High-Repetition-Rate Proton Acceleration Above 20 MeV from a Liquid Microjet at L3-HAPLS

High-flux, high-repetition-rate laser-driven proton beams are of interest for applications in inertial fusion energy, cancer therapy, and material damage studies. Realizing these beams requires stable, debris-free, self-refreshing targets compatible with modern high-repetition-rate lasers. Liquid microjets have demonstrated this capability in prior campaigns at ALEPH (CSU), Neptun (TAU), and Gemini (RAL), establishing them as an ideal platform for advanced ion acceleration. Building on this foundation, we implemented a converging liquid water jet target at the L3-HAPLS laser using the ELIMAIA beamline (30 fs, 1-5 J, 3.3 Hz) to explore advanced acceleration regimes and target density shaping. Over 19,000 shots, including 2,000 consecutive, were delivered, demonstrating robust and stable operation. We performed systematic scans of target thickness (0.5-1.7 µm), focal spot size, and laser phase.
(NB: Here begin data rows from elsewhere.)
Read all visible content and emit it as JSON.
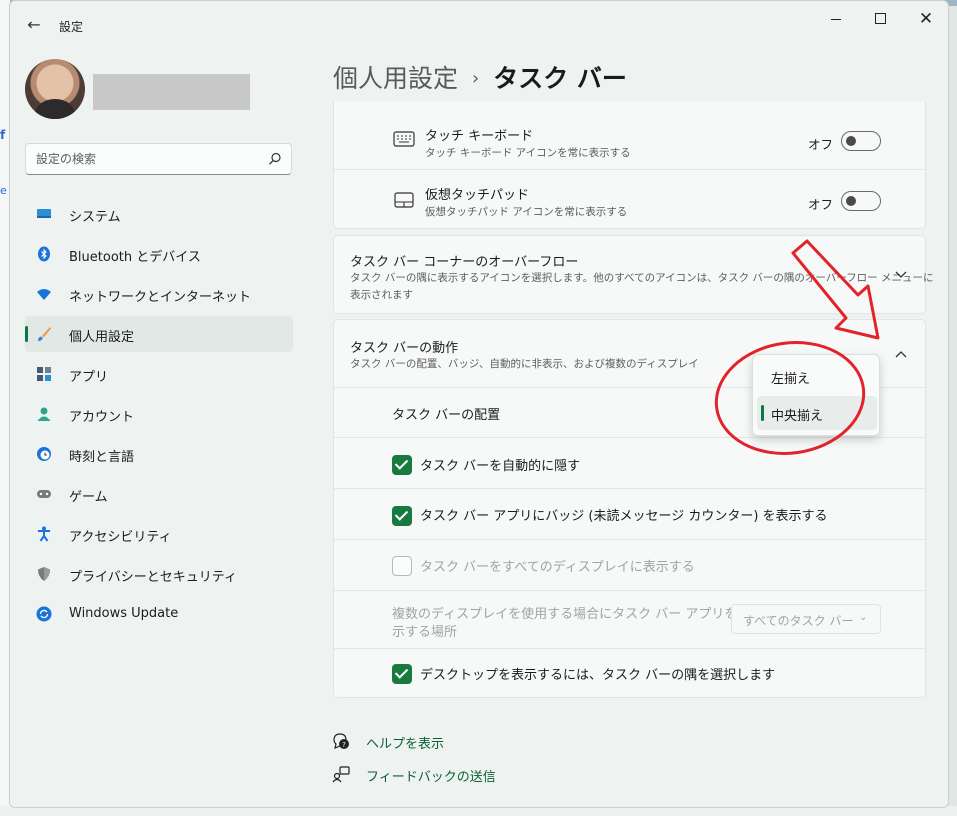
{
  "window": {
    "title": "設定",
    "back_icon": "←",
    "close_icon": "✕"
  },
  "sidebar": {
    "search_placeholder": "設定の検索",
    "items": [
      {
        "label": "システム",
        "icon": "system-icon",
        "color": "#2a8fd4"
      },
      {
        "label": "Bluetooth とデバイス",
        "icon": "bluetooth-icon",
        "color": "#1a73d8"
      },
      {
        "label": "ネットワークとインターネット",
        "icon": "wifi-icon",
        "color": "#1a73d8"
      },
      {
        "label": "個人用設定",
        "icon": "brush-icon",
        "color": "#d9822b",
        "active": true
      },
      {
        "label": "アプリ",
        "icon": "apps-icon",
        "color": "#4a5a70"
      },
      {
        "label": "アカウント",
        "icon": "account-icon",
        "color": "#2ca58d"
      },
      {
        "label": "時刻と言語",
        "icon": "globe-clock-icon",
        "color": "#1a73d8"
      },
      {
        "label": "ゲーム",
        "icon": "gamepad-icon",
        "color": "#6a6a6a"
      },
      {
        "label": "アクセシビリティ",
        "icon": "accessibility-icon",
        "color": "#1a73d8"
      },
      {
        "label": "プライバシーとセキュリティ",
        "icon": "shield-icon",
        "color": "#6a6a6a"
      },
      {
        "label": "Windows Update",
        "icon": "update-icon",
        "color": "#1a73d8"
      }
    ]
  },
  "breadcrumb": {
    "parent": "個人用設定",
    "separator": "›",
    "current": "タスク バー"
  },
  "icons_card": {
    "rows": [
      {
        "title": "タッチ キーボード",
        "subtitle": "タッチ キーボード アイコンを常に表示する",
        "state": "オフ",
        "icon": "keyboard-icon"
      },
      {
        "title": "仮想タッチパッド",
        "subtitle": "仮想タッチパッド アイコンを常に表示する",
        "state": "オフ",
        "icon": "touchpad-icon"
      }
    ]
  },
  "overflow_card": {
    "title": "タスク バー コーナーのオーバーフロー",
    "subtitle_line1": "タスク バーの隅に表示するアイコンを選択します。他のすべてのアイコンは、タスク バーの隅のオーバーフロー メニューに",
    "subtitle_line2": "表示されます",
    "chevron": "⌄"
  },
  "behavior_card": {
    "title": "タスク バーの動作",
    "subtitle": "タスク バーの配置、バッジ、自動的に非表示、および複数のディスプレイ",
    "chevron": "︿",
    "alignment_label": "タスク バーの配置",
    "checks": [
      {
        "label": "タスク バーを自動的に隠す",
        "checked": true,
        "enabled": true
      },
      {
        "label": "タスク バー アプリにバッジ (未読メッセージ カウンター) を表示する",
        "checked": true,
        "enabled": true
      },
      {
        "label": "タスク バーをすべてのディスプレイに表示する",
        "checked": false,
        "enabled": false
      }
    ],
    "multi_display_label_line1": "複数のディスプレイを使用する場合にタスク バー アプリを表",
    "multi_display_label_line2": "示する場所",
    "multi_display_select": "すべてのタスク バー",
    "multi_display_chevron": "⌄",
    "desktop_corner": {
      "label": "デスクトップを表示するには、タスク バーの隅を選択します",
      "checked": true
    }
  },
  "alignment_dropdown": {
    "options": [
      "左揃え",
      "中央揃え"
    ],
    "selected": "中央揃え"
  },
  "links": {
    "help": "ヘルプを表示",
    "feedback": "フィードバックの送信"
  },
  "colors": {
    "accent": "#187a3f",
    "annotation": "#e0242a"
  }
}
A synchronized few-mJ pre-pulse precisely controlled pre-expansion to access near-critical density conditions. Ion spectra and angular emission were characterized using absolutely calibrated Thomson parabola spectrometers, TOF detectors, and an ion imager. To monitor the interaction, we measured the laser specular reflection and transmission profiles, the reflected laser spectrum, and XUV emission from the plasma. This presentation will introduce the platform and highlight preliminary results demonstrating a stable, high-repetition-rate proton source exceeding 20 MeV.